The World Health Organization is about to release the 11th edition of its diagnostic manual, this one for the first time to include video gaming disorder as a mental health condition.
The long-anticipated revision of its International Classification of Diseases, a worldwide standard for diagnostics (comparable to the Diagnostic and Statistical Manual of Mental Disorders or DSM-5 used in the United States), the WHO’s new version will come with an update in medical terminology along with revised groupings of disorders and, in some cases, new listings for conditions.
The ICD-11’s beta draft shows that video game disorder will be one of those new conditions, describing it as “a pattern of persistent or recurrent gaming behaviour which may be online or offline,” and involving a lack of control over the frequency and duration of gaming along with a propensity to give gaming precedence over other life interests and activities and a continued escalation of one’s gaming despite any negative life consequences that may ensue.
“Health professionals need to recognize that gaming disorder may have serious health consequences,” says Vladimir Poznyak of the WHO’s Department of Mental Health and Substance Abuse to the New Scientist. “Most people who play video games don’t have a disorder, just like most people who drink alcohol don’t have a disorder either. However, in certain circumstances overuse can lead to adverse effects.”
The DSM, which had its fifth edition released in 2013, does not define addiction to internet gaming as a mental disorder, although the DSM-5 did include video gaming disorder as a condition warranting further clinical research.
The ICD-11 separates gaming disorder into predominantly online and offline variations, with both forms said to involve behaviours that are normally evident over a period of at least 12 months before a diagnosis is to be assigned, although that timeline can be shorter in cases of more severe behaviour expression.

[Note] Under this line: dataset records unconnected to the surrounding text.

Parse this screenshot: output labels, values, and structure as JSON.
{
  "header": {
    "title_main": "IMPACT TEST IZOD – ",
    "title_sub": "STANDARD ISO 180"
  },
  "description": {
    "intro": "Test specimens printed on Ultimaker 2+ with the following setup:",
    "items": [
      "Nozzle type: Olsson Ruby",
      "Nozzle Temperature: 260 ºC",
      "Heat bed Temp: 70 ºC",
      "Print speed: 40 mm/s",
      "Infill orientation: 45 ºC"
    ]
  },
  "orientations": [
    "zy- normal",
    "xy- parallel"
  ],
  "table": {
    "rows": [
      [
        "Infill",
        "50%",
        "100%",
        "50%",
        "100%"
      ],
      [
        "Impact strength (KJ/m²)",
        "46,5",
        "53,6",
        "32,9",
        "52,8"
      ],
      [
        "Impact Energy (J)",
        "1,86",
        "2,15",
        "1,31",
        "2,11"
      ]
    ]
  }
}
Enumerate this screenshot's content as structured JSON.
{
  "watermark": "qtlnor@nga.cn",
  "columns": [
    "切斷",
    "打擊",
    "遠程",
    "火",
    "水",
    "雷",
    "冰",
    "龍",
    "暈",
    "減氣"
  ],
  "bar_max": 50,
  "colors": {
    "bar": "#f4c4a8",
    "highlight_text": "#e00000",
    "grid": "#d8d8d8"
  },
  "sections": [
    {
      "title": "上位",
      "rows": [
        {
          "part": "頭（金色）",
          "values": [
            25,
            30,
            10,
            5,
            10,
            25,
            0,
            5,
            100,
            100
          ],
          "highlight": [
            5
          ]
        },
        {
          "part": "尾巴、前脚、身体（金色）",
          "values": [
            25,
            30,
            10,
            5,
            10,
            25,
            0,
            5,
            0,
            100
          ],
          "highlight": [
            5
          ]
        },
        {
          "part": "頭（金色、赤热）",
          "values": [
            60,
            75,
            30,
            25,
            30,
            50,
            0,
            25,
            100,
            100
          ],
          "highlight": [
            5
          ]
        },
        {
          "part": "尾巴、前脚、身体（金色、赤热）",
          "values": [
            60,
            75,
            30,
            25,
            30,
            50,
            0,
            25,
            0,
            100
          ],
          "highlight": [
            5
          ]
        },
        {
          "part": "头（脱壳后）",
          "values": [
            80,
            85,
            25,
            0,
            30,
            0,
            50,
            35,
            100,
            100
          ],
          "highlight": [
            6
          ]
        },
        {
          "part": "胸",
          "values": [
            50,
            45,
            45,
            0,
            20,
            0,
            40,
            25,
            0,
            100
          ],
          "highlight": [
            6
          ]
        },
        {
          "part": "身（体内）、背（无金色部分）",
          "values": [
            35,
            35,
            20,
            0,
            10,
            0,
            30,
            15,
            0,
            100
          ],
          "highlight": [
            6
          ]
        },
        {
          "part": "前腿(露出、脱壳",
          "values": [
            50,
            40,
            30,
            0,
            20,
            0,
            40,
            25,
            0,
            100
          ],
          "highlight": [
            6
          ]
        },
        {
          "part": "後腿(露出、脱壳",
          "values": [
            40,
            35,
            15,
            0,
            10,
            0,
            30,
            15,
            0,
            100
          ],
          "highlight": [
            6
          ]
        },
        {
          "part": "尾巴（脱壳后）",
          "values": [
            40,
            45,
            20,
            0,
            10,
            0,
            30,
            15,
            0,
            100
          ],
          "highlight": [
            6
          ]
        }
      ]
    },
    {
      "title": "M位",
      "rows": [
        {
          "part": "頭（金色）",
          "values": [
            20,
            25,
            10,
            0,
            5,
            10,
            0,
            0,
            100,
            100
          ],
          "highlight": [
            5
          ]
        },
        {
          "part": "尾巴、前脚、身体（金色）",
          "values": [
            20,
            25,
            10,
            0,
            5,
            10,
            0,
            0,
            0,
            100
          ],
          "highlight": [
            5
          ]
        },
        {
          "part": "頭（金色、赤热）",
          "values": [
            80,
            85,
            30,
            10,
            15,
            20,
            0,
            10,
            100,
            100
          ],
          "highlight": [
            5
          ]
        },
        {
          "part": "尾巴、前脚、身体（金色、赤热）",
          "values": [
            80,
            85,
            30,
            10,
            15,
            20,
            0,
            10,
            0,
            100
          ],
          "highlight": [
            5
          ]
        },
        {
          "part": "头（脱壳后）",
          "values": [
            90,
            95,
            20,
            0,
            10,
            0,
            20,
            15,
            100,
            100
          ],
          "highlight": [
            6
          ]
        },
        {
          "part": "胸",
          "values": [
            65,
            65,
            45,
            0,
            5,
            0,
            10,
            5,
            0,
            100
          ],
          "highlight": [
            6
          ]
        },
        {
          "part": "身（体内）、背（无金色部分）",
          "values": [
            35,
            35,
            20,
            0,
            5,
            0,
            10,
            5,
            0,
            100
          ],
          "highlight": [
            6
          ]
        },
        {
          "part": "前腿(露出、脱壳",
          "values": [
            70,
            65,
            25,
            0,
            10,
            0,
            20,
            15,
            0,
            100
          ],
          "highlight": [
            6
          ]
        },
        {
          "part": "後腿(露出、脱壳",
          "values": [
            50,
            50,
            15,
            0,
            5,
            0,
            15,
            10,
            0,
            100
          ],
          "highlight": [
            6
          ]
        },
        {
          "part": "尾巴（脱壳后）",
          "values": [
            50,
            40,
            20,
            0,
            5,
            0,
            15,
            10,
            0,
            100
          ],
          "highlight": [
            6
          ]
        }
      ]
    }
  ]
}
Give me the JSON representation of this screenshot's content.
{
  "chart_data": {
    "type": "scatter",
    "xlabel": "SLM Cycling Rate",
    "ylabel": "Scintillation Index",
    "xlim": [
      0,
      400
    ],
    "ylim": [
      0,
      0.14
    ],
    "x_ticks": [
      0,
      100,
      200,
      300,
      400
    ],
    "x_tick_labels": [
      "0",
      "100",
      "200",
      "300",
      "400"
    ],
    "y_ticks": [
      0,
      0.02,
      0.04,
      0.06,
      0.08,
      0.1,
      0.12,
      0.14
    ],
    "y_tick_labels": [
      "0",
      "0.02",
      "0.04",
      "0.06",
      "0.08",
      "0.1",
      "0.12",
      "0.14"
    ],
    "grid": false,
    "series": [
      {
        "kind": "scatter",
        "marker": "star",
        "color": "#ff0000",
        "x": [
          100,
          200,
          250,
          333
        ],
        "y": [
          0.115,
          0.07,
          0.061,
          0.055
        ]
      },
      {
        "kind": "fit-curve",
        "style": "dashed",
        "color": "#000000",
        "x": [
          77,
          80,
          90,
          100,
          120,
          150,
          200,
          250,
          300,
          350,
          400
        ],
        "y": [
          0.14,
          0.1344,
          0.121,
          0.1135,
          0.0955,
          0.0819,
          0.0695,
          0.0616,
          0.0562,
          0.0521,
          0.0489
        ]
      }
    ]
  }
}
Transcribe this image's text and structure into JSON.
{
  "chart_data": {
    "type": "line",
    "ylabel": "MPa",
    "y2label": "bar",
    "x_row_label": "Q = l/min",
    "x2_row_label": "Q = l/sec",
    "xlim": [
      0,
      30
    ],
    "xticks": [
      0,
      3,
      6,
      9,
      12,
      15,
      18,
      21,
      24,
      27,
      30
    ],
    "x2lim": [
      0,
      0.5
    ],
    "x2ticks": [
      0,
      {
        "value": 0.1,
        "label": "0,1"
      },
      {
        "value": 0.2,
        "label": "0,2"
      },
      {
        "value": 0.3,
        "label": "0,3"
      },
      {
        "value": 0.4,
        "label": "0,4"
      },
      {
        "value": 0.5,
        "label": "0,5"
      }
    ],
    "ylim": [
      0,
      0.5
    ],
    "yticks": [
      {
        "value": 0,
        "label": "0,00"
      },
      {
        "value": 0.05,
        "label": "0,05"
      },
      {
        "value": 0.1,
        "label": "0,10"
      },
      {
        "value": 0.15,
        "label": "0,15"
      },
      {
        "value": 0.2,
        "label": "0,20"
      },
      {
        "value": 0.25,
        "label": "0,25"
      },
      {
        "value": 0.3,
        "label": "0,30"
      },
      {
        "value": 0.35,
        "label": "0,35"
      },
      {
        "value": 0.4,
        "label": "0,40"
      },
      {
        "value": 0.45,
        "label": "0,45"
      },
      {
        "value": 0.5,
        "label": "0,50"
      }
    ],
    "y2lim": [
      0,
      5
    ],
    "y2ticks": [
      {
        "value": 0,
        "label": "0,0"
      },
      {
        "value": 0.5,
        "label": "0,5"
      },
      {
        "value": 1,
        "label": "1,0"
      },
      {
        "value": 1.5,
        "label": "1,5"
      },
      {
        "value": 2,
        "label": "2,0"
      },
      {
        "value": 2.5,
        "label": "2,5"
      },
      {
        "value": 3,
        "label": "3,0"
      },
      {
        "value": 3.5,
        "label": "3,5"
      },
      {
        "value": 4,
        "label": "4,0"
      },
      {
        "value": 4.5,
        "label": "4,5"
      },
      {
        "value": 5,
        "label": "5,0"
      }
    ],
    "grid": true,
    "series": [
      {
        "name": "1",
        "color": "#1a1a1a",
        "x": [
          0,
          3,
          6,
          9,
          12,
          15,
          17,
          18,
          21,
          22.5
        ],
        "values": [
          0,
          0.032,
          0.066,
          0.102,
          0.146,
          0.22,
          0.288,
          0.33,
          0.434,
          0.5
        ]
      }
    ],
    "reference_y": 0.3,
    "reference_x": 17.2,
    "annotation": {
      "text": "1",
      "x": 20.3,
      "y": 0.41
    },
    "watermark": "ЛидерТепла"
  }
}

Yet opinions still differ over the status of video game addiction, with some saying that the rates of pathological gaming trend around 8.5 per cent of children and adolescents worldwide as addicted to gaming, while others question whether the condition amounts to a real disorder at all.
A study this year from the University of Oxford surveyed over 2,300 American adults who self-reported as regular gamers and tracked them over a six-month period, finding little evidence that a pathological disorder existed.
“We didn’t see a large number of people with clinical problems,” said study co-author Netta Weinstein of Cardiff University, who found that unlike disorders such as substance addiction, few of the regular gamers had negative health implications from their gaming nor did many show an increased expression of negative behaviours connected to gaming over the course of the six months.
According to the Canadian Institute for Health Information, over 90 per cent of the ICD’s tenth draft will be retained in the ICD-11, which is set for release at the World Health Assembly in 2018. The CIHI says that the earliest possible implementation date in Canada for the new standards will be 2023.